= James Mansfield (English cricketer) =

English cricketer

The Honourable James William Mansfield (12 February 1862 – 17 June 1932) was an English cricketer who played first-class cricket for Marylebone Cricket Club and Cambridge University between 1883 and 1888. He was a right-handed middle-order batsman. He was born at Pune in India and died at Westminster, London.

Mansfield was the fourth son of the Crimean War and Indian Mutiny soldier Sir William Rose Mansfield, who was later created Baron Sandhurst. He was educated at Winchester College and Trinity College, Cambridge, graduating in 1884.

Mansfield made his first-class cricket debut while at Cambridge, playing in 1882 for "An England XI" in a match against the university side. In 1883 and 1884, he played regularly for the university team and appeared in both seasons in the University Match against Oxford University.
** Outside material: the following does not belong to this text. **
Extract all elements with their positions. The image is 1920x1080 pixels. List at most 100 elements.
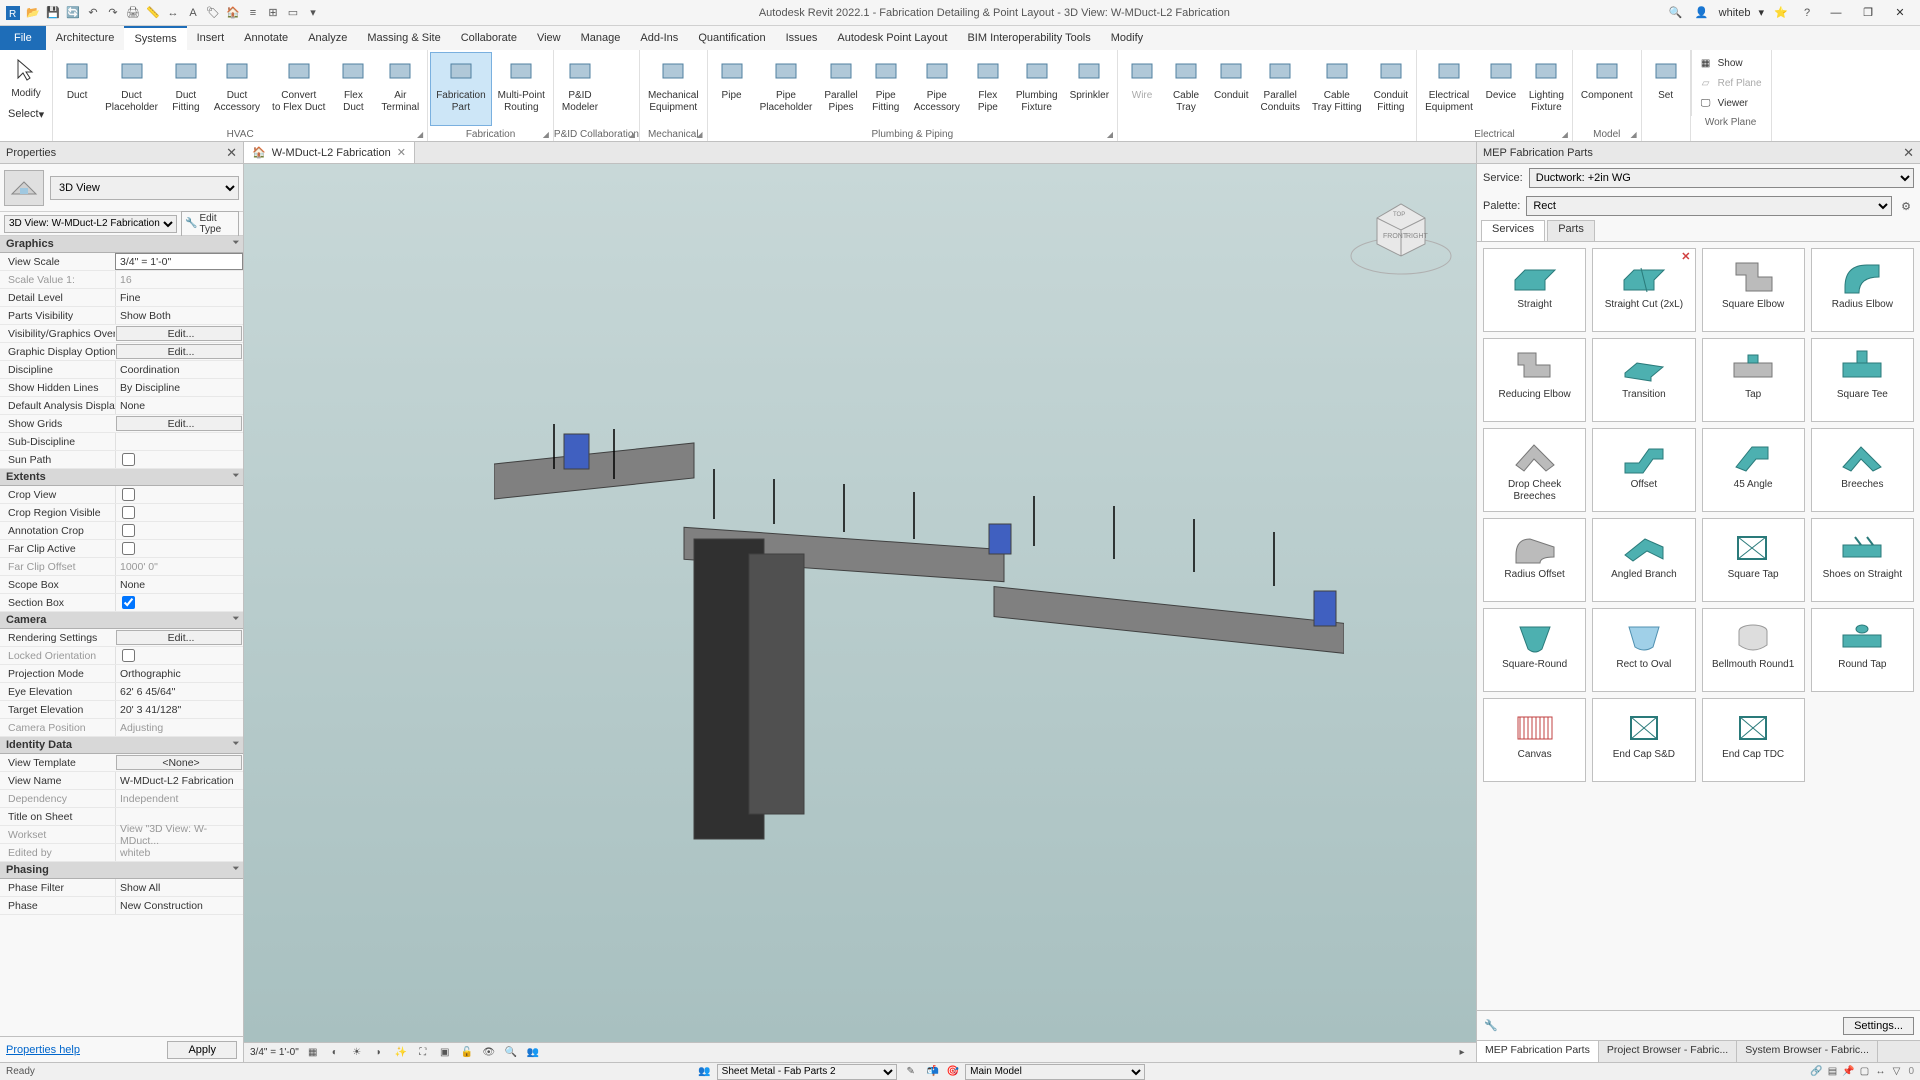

He had limited success, but against the Orleans Club in the first-class game in 1883 he scored 117, and this was the highest score of his cricket career. After leaving Cambridge, he played a couple of times for MCC in matches against the university team.

Mansfield became a wine merchant in the city of London in partnership with the MP Sir Ernest Hatch, and was managing director and later chairman of Hatch Mansfield & Co. He died in Westminster Hospital after a heart attack; he was not married.